The University of Ghana, amidst a soulful dirge and appellations, on Friday evening paid emotional tribute to the memory of late Kofi Annan, who served as Chancellor of the University for a decade; 2008 to 2018.
At a Remembrance Service held in his honour, past and present officials of the University recounted the tremendous contributions Mr Kofi Annan made to the University during his Chancellorship as well as tributes showing his humble, affable and humane personality.
The Ghana Dance Ensemble performed the dirges followed by appellations written by Prof. Emeritus J.H Kwabena Nketia, which was delivered during Late Kofi Annan’s investiture as Chancellor in 2008; read in Twi and English.
The appellations praised him as man of dignity whose exploits at the world stage made him the ‘iron that could replace the broken iron plate”.
“I chant your appellations, alas! Busumuru, Man of Dignity. The little talking bird that speaks for nations, the whetstone on which warriors sharpen their tools to perform deeds of valour,” the appellation said.
Professor Ebenezer Oduro Owusu, the Vice Chancellor of the University, said the late Kofi Annan gave the University the wings to soar among its peers, having contributed to the UG being ranked as one of the best institutions of higher learning in Africa.
Mr Annan, he noted, was very instrumental in attracting the much needed funding for the UG, especially in the area of faculty research, agricultural research, library and ICT development.
In addition are the UN-Carnegie Next Generation of Academics in Africa Project, which was geared towards faculty development and enhancement of research and post-graduate training, the Building Capacity to meet Climate Change Challenge (B4C) Project as well as support from the Open Society Foundation.
“Indeed the unparalleled personality of Mr Annan helped uplift the University of Ghana to worldwide recognition, granted the University much credibility and greatly assisted it to advance its strategic agenda,” said Prof.
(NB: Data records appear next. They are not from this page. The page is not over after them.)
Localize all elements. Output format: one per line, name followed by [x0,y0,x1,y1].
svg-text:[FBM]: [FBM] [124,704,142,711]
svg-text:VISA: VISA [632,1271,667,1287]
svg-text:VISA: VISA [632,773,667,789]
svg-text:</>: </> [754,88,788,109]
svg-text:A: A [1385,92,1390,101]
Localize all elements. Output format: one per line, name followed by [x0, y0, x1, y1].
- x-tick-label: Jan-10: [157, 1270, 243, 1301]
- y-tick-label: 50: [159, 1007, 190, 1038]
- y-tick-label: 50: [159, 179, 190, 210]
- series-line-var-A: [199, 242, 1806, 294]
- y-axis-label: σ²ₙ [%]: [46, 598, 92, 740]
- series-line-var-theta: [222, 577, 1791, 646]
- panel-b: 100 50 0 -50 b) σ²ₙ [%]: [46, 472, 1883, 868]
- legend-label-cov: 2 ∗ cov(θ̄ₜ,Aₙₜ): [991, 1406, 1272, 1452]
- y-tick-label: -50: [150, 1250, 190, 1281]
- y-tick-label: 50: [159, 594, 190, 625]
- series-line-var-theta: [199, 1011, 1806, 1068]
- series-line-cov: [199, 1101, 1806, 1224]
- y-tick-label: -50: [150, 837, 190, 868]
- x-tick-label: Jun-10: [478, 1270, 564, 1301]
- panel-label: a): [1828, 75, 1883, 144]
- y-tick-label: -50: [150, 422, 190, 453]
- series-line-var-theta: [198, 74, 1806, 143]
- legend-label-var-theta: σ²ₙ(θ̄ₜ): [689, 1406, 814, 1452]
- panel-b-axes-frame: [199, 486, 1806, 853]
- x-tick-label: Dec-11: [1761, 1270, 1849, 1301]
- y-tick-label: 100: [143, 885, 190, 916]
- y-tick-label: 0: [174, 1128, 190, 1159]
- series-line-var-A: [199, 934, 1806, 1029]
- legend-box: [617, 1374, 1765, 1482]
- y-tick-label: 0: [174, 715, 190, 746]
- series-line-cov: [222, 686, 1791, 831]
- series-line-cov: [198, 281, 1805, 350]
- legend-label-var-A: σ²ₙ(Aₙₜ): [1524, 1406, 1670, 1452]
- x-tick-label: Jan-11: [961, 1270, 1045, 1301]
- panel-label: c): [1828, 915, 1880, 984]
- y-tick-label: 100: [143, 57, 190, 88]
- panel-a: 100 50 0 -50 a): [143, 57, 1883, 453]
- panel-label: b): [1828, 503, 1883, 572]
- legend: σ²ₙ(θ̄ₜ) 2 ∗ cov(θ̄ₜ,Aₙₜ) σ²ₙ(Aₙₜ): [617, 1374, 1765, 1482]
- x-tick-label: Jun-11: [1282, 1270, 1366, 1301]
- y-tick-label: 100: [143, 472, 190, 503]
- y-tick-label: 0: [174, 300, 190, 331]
Owusu.
“We shall cling to the memory of his life, his avowed passion for the University, and his legacy. May the torch he lit continue to burn ever more brightly as a memorial to his hard work and concern for humanity.”
Prof. Clifford Nii Boi Tagoe, former Vice Chancellor (VC) of the UG, (2006-2010), recounted how, instead of the imposing presence they expected to meet when arrangements were being made to select Mr Kofi Annan as Chancellor, they met an “extremely humble personality, dressed in simple slacks and a patterned short-sleeved shirt, with absolutely no airs about him.”
He recalled Mr. Annan’s love for music and dancing, evidenced at a UG event where he threw off his jacket and tie and took to the dance floor with his wife Nane, and danced to Sam Cooke’s ‘Twisting the Night Away’.
“Those of us who worked with him in his early years as Chancellor feel most honoured to have seen the best of a great diplomat at the University,” he stated.
Prof. Ivan Addae-Mensah, another former VC, paid tribute to what he called ‘the lighter side’ of Mr Annan.
He noted that people tended to forget that those who reached such august and elevated positions as Mr Annan were also human, with a lighter side to their lives and achievements.
He said Mr Annan’s fame, while in school at Mfantsipim, came from his ability to choose the most appropriate nicknames for every teacher as well as the ladies who came to do their sixth form course at the School, aside his love for fried ripe plantain and beans.
“I understand his elevated position did not blunt his capabilities in all these areas of human endeavour mentioned above,” he said.